だが、この場は主に王都工区に関してより詳細な議論を行うことが目的であるため、全体進捗状況の概略が共有されたあとはそちらの議題に移っていく。
「……次に、イスパル邦有鉄道のアクサレナ側ターミナル駅の建設に関する進捗状況をご報告します」
資料を手にした担当官が立ち上がり報告を始めた。
「建設予定地の土地収用は概ね予定通りに完了してます。現在は既に整地に取り掛かっており、順調に行けば年明けには建設工事を開始できるでしょう」
大西門と北西門の間の外壁外に王都側のターミナル駅は建設される予定だ。
市街中心部に駅を作ることは不可能なため、比較的土地を確保しやすい郊外に建設されるのはイスパルナと同様である。
比較的確保しやすい……と言っても、そこは大陸有数の大都市なので、整地に際しては多くの建物を取り壊す必要がある。
住民や地権者に対する補償など、調整にはかなりの労力を要したのは想像に難くないだろう。
(その辺は国が関わってないと出来ないところだからね。アドレアン卿の手腕もあるんだろうね)
これまでのやり取りで、彼の有能ぶりを実感しているレティシアである。
「アクサレナ駅の建設工事は二期に分けて実施します。駅としての基本機能を有する本屋は開業日までの第一工期で全て完成させ、その他の付帯施設等は開業以降の第二工期で実施する予定となります」
その説明を聞きながら、レティシアは会議室の壁に貼られたアクサレナ駅完成予想図に視線を向ける。
王都の玄関口となる終着駅に相応しい立派な駅舎がそこには描かれていた。
(東京駅に雰囲気が似てるかも。イスパルナ北駅はもう少し小さいけど、あっちも中々立派だし……完成するのが待ち遠しいね)
イスパルナ北駅は、近い将来の延伸と直通運行を見据えてスルー構造を予定しているが、アクサレナはすべての列車が折り返す頭端式となる予定だ。
開業時点では一日数往復程度の運行に過ぎない。
しかし、いずれは大都市のターミナル駅に相応しく、いくつもの列車がひっきりなしに行き交う……そんな光景をレティシアは夢想する。

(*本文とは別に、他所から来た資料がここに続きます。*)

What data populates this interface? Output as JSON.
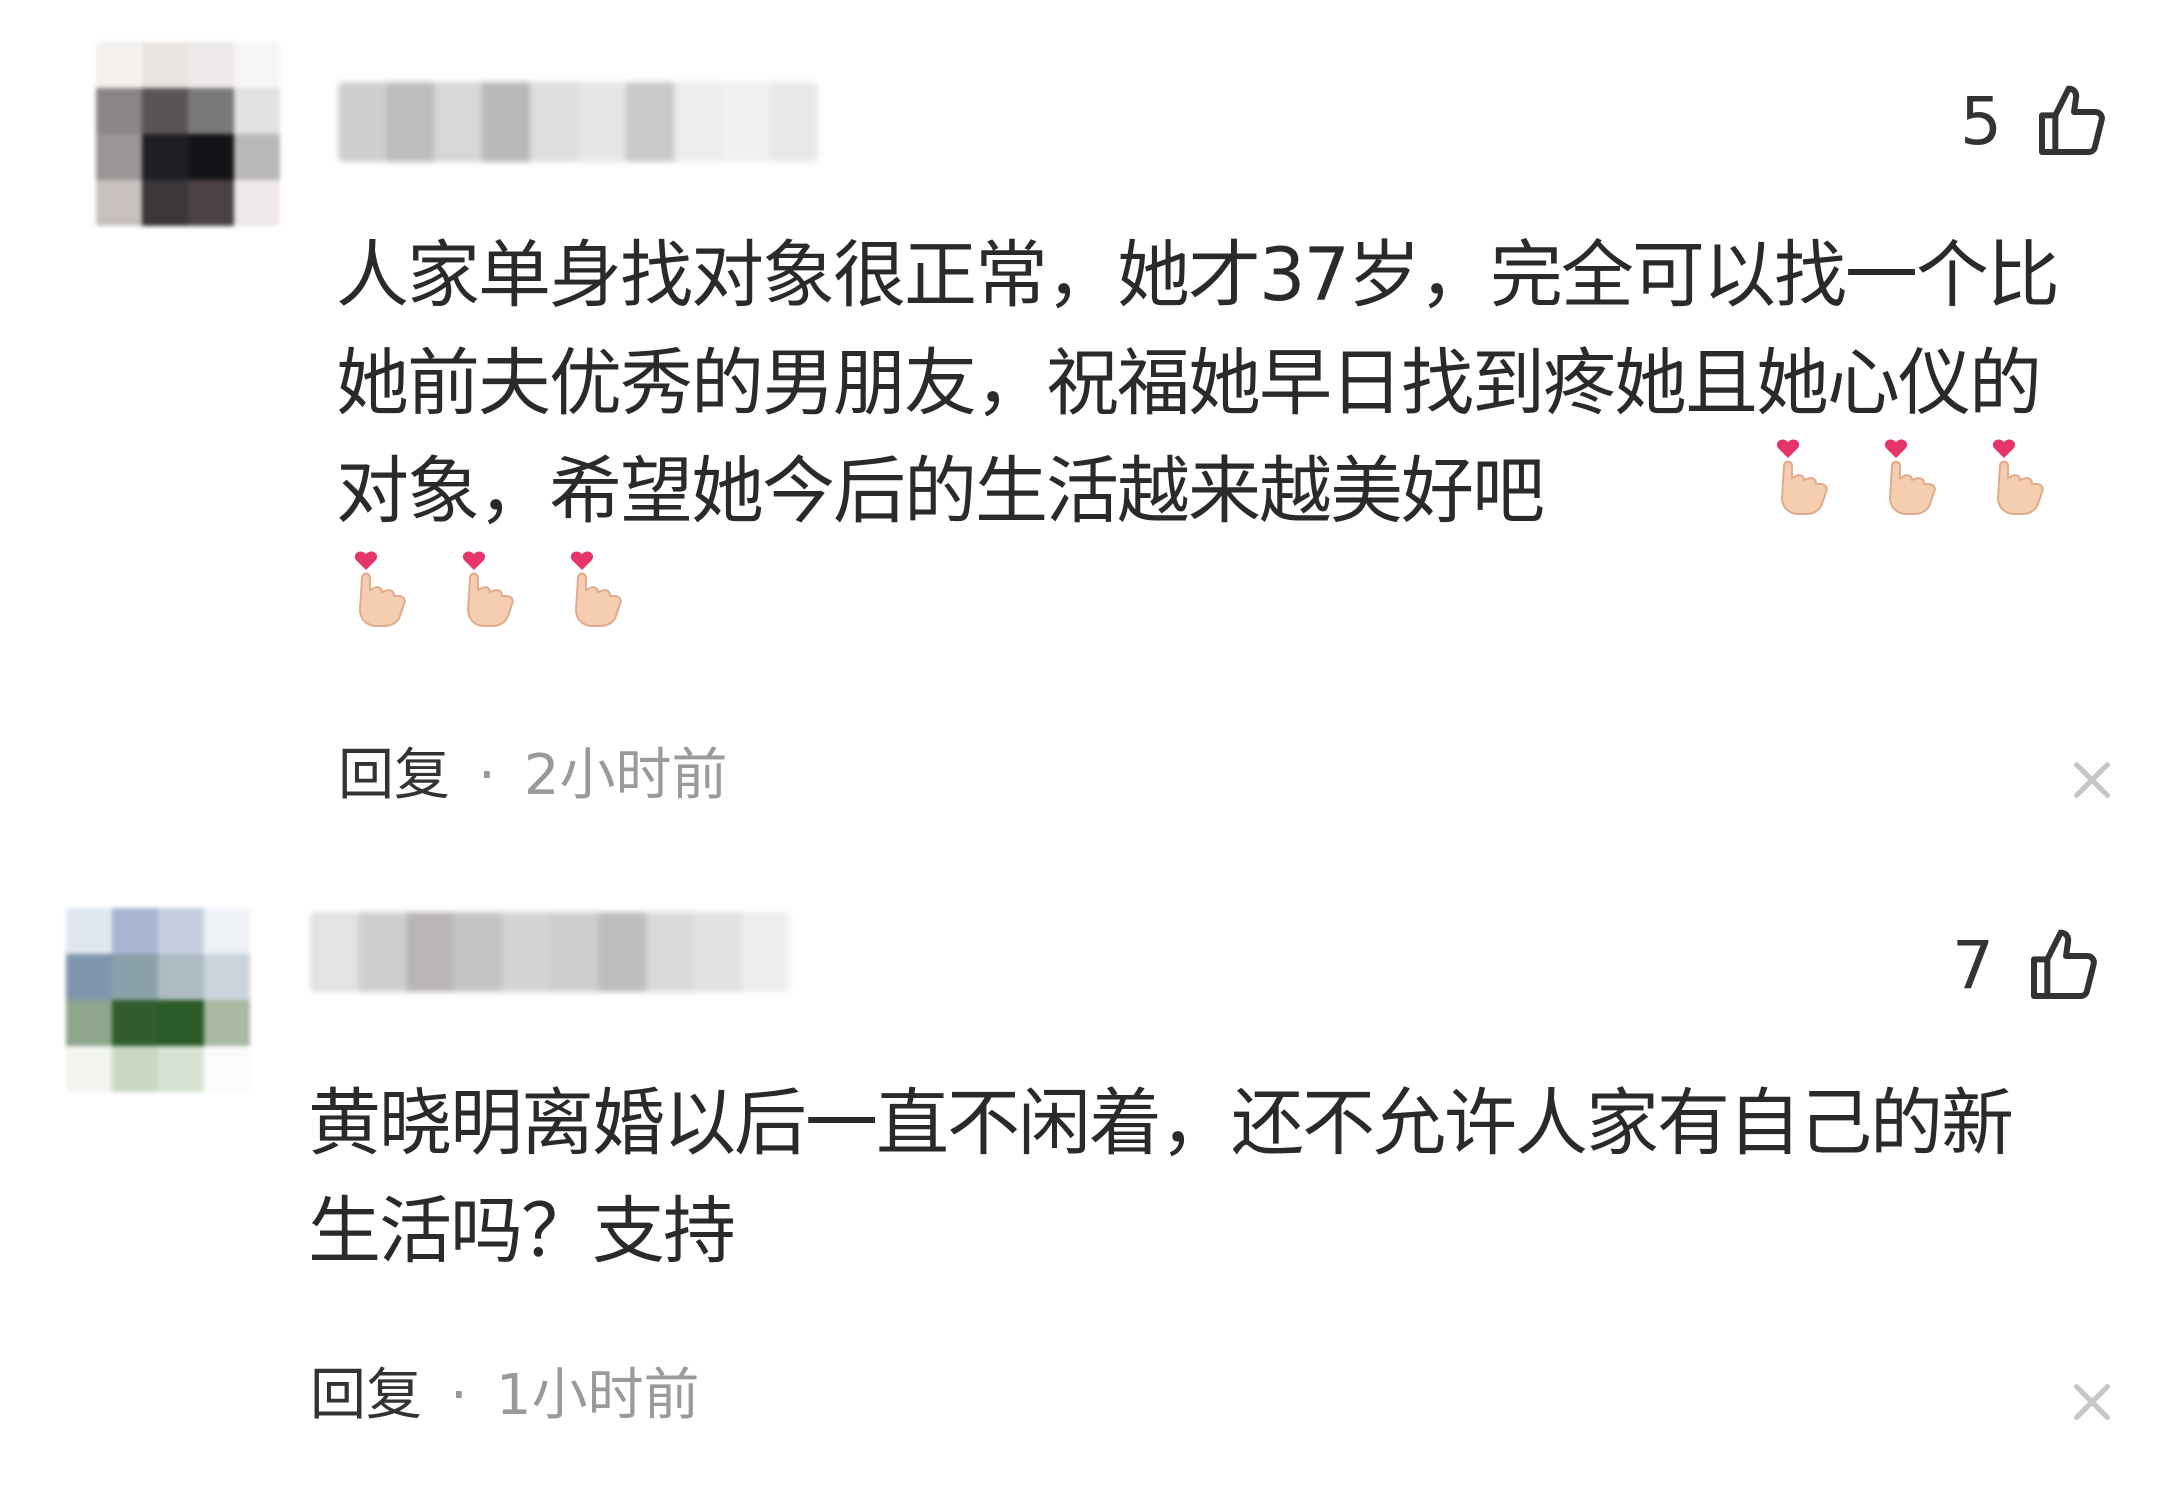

「さて、スケジュールは概ね予定通りとのことですが……」
全体的な進捗状況がひと通り共有されると、議長のアドレアン伯爵が切り出した。
「このまま順調にいけば、来年夏の開業も現実的になってきました。鉄道についてはこれまでも様々な周知は行っており、国民の関心は日増しに高まってまっているところです。そこで、いよいよ本格的に開業することをアピールするため、年明けに大々的な周知イベント……『アクサレナ駅起工式』を開催することをここに提案いたします」
彼が提案した『起工式』は、内々に国王ユリウスから打診されていたものらしく、国民の関心をよりいっそう高めて、鉄道開業に向けた弾みとする意図があるようだ。
そして鉄道開発の主導者であるレティシアは、そのメインイベンターとして出席することになるのだった。